On Mon, 14 Feb 2011 22:35:21 -0500, Andrej Mitrovic <n...@none.none> wrote:

import std.stdio, std.algorithm, std.range;

void main()
{
    writeln( find([5, 1, 2, 3, 4, 5, 1], 5) );
    writeln( find(retro([5, 1, 2, 3, 4, 5, 1]), 5) );
}

Output:
[5, 1, 2, 3, 4, 5, 1]
[5, 4, 3, 2, 1, 5]

The docs for find are:
"returns : haystack advanced such that binaryFun!pred(haystack.front, needle) is true " "To find the last occurence of needle in haystack, call find(retro(haystack), needle). "

To me, if I was looking for the last element in a range I would expect to get a range with the found element followed by an elements after it. Obviously retro reverses the range (it just hard-wires front=back, back=front for those not in the know), so this code is correct.

Still, I would expect that finding a last element in this range:
[5, 1, 2, 3, 4, 5, 1]

would return the range:
[5, 1]

and not:
[5, 4, 3, 2, 1, 5]

Isn't that what most people would want when they're looking for the last matching element?

This is one of the fundamental problems with ranges -- a more useful construct for find to return is a reference to the individual element, then you could create a subrange based on that element location. Essentially, there are two things find does and it's impossible to unlink them -- 1) find the needle, 2) choose which side of the needle is the range you want to get back.

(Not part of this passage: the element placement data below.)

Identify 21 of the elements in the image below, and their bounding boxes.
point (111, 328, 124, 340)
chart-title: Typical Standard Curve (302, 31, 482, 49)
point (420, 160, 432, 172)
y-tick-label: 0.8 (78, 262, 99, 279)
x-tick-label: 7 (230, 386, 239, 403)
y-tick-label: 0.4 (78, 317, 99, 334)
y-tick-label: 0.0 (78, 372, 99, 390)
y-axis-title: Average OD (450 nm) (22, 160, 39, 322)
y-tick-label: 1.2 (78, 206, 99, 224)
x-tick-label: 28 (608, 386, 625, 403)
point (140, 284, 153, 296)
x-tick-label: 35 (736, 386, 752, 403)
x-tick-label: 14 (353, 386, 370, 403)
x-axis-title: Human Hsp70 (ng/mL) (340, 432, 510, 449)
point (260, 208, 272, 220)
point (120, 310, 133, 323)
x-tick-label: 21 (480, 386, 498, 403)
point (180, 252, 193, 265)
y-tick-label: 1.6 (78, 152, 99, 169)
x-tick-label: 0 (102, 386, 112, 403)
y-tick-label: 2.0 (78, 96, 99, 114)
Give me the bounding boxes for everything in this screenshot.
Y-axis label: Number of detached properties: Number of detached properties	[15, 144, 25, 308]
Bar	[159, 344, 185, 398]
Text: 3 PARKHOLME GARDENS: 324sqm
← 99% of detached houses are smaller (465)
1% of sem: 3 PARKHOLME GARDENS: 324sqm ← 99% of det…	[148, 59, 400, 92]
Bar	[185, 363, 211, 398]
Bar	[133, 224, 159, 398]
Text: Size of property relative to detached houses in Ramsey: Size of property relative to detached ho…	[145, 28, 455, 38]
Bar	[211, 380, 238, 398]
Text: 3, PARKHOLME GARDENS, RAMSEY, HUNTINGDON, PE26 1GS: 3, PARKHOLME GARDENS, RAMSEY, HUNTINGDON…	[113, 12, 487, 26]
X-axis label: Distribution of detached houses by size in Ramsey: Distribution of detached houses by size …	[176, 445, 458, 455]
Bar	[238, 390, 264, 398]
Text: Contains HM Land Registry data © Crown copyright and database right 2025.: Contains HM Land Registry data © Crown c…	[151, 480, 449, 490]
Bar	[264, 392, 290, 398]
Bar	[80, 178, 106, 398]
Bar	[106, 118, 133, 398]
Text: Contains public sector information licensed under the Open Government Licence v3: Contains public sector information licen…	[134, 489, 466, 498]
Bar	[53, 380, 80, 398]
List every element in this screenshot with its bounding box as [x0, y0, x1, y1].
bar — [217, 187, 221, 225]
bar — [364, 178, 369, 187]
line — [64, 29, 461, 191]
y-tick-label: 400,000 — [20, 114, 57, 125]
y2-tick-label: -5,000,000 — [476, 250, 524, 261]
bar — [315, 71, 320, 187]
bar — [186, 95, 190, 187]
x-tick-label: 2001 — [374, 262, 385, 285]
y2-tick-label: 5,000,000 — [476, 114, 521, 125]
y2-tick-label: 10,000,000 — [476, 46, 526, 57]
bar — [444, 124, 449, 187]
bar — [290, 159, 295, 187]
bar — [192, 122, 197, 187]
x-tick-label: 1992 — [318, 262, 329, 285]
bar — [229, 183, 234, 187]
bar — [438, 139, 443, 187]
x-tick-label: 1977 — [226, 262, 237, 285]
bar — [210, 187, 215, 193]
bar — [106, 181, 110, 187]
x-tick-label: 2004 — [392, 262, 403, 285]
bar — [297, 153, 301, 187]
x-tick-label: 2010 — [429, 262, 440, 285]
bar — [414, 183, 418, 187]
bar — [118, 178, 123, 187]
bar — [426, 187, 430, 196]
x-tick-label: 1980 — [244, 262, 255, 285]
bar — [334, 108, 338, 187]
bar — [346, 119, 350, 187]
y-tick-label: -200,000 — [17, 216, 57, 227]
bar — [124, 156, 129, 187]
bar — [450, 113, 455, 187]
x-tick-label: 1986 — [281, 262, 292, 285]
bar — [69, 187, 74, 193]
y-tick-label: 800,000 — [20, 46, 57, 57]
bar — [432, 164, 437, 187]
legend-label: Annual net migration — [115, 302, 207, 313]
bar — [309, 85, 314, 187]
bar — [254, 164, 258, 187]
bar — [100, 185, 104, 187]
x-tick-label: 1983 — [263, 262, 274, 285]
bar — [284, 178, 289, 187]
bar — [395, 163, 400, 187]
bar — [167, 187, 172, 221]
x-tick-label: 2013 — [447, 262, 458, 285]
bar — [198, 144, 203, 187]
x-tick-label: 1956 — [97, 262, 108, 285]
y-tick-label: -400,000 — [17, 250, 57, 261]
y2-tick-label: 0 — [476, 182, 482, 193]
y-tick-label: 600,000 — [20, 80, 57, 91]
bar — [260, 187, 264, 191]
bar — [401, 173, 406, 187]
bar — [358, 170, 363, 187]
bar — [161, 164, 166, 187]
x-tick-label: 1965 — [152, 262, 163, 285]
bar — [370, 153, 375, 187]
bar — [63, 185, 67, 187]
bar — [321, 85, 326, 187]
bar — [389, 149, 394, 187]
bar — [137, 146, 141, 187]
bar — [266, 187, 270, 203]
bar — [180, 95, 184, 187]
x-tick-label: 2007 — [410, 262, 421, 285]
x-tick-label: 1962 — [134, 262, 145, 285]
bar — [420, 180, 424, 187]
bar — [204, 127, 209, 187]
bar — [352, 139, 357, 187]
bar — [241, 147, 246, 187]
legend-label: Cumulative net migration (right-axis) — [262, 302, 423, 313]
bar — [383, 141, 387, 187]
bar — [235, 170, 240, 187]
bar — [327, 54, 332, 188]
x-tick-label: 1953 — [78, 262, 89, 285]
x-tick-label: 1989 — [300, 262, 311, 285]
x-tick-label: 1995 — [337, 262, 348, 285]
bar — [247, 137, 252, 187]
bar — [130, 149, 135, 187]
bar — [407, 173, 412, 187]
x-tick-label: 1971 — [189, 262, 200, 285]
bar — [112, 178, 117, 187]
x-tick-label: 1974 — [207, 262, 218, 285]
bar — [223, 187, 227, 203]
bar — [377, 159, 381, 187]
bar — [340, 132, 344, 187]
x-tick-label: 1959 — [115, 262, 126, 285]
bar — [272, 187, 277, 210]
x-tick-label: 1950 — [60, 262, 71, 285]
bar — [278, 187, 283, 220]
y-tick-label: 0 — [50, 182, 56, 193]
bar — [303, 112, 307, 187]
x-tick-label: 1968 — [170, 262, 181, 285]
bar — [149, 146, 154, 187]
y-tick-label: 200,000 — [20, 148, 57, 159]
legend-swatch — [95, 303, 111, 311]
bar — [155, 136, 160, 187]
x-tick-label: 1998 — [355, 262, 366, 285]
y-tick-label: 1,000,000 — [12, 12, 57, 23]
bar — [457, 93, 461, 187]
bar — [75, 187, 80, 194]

So really, there are *4* operations that we need, find remainder, find until, find reverse remainder, and find reverse until. I should be able to get these four ranges with the different instances of find:

[]
[5, 1, 2, 3, 4, 5, 1]
[5, 1, 2, 3, 4]
[5, 1]

This is why dcollections uses cursors -- tiny ranges that refer to exactly one element. Then you can use cursors to slice the original container.